Взгляд князя невольно потеплел, а сердце сестры возрадовалось. Вот оно! Значит, тянет Ивана к жене-то, тянет. Этим и надо воспользоваться. Пусть деток нарожают, а там жизнь сама примирит. Но говорить об этом не стала, в таких делах торопливость ни к чему.

— Знаешь, я ныне ничего отвечать и советовать тебе не буду. Если позволишь, с женой твоей поговорю, но не о том, что услышала, просто попробую понять, что так, а что не так. Не может умная, толковая женщина так неразумно себя с мужем вести. Или она чего-то не понимает, или ты не видишь. Я ей твои жалобы передавать не стану, но сама поговорю.

Иван только коротко кивнул, соглашаясь, и перевел разговор на племянников. Княгиня Рязанская улыбнулась:

— Есть чем хвастать…

Это был куда более приятный разговор, чем о его неладах с женой. О княгине, которая сидела в одиночестве, обливаясь слезами, больше не вспоминали.


София действительно плакала в одиночестве и темноте. Она не желала, чтобы кто-то видел эти слезы отчаяния, а потому не жаловалась и прогоняла всех, даже ближних служанок. И старую няньку гнала, и верную Гликерию тоже. Сворачивалась клубочком на перине и тихо плакала.

Плакать так, чтобы назавтра не было видно следов, не распухал нос и не краснели глаза, София научилась еще в детстве. Любимой дочерью у Екатерины Заккария была старшая Елена. Красавицу царевну выдали замуж за наследника сербского престола рано, она уехала и увезла с собой материнскую любовь. Елена была высокой, стройной, черноглазой и рыжеволосой — такой, какой была и сама Екатерина, дочь последнего Ахейского князя Заккария.
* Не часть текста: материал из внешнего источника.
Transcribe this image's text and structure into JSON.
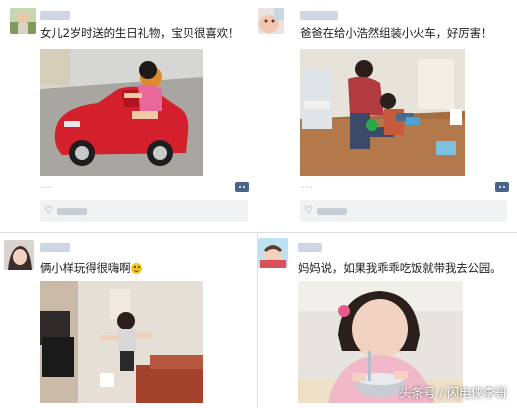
{
  "posts": [
    {
      "username": "·····",
      "caption": "女儿2岁时送的生日礼物，宝贝很喜欢！",
      "photo": "child-in-red-toy-car",
      "timestamp": "·····",
      "likes": "·····",
      "icons": {
        "comment": "comment-icon",
        "like": "heart-icon"
      }
    },
    {
      "username": "·····",
      "caption": "爸爸在给小浩然组装小火车，好厉害！",
      "photo": "father-and-son-assembling-toy-train",
      "timestamp": "·····",
      "likes": "·····",
      "icons": {
        "comment": "comment-icon",
        "like": "heart-icon"
      }
    },
    {
      "username": "·····",
      "caption": "俩小样玩得很嗨啊",
      "emoji": "smile-emoji",
      "photo": "two-children-dancing-in-room"
    },
    {
      "username": "·····",
      "caption": "妈妈说，如果我乖乖吃饭就带我去公园。",
      "photo": "little-girl-eating-from-bowl"
    }
  ],
  "watermark": "头条号 / 闪电侠李哥",
  "colors": {
    "caption": "#1c1c1c",
    "timestamp": "#9aa0a8",
    "accent": "#4a6487",
    "like_bar": "#f1f2f4"
  }
}
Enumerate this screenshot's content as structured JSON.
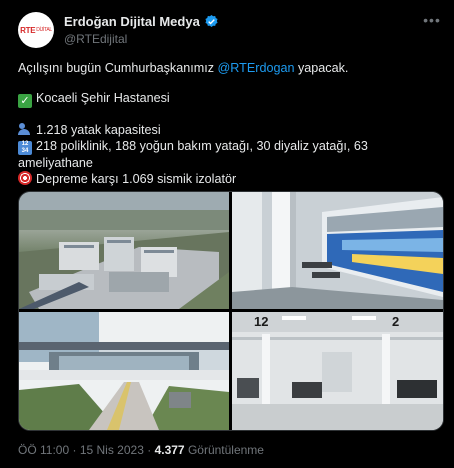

Елена в письмах утверждала, что в браке счастлива, муж ее любит и уважает. Так ли это, никто не знал. Екатерина Заккария счастлива не была, Фома Палеолог вынудил ее отца, последнего князя Ахейского, отдать за себя дочь, чтобы получить право на Морею — полуостров Пелопоннес. Но Морею пришлось поделить с братом, а почти насильно взятая жена Фому ненавидела.

Ненависть Екатерины Заккария к мужу отразилась и на детях. Мануил оказался замкнутым, Андреас, наоборот, не знал удержу ни в чем дурном, рано пристрастился к вину и женщинам. София, тогда звавшаяся Зоей, мать не радовала, она была больше похожа на отца — крепкая, полноватая, совсем не изящная. А что умом Господь не обделил, так ведь для женщины не всякий ум хорош, у Зои он был скорее мужским, хотя хитрости не занимать. Но только хитрости, ни кокетничать, ни увлекать мужчин младшая дочь Палеологов не умела.

Мать жестко выговаривала дочери за любую провинность или неудачу. Они уже жили на Корфу, вокруг благодать, как в раю — лазурное море, зелень и над всем голубое небо, но в душе у девочки часто бывал мрак, вот и плакала тихонько. Нянька научила не тереть глаза и не всхлипывать, мол, пусть слезы сами текут, тогда и следов не останется. София запомнила…

Потом были годы жизни в Риме, когда плакать хотелось не раз, но София запретила себе даже думать об этом! И в Москве сначала не плакала, как бы ни было тяжело, а вот теперь, словно прорвало — уже которую ночь подушка мокрая…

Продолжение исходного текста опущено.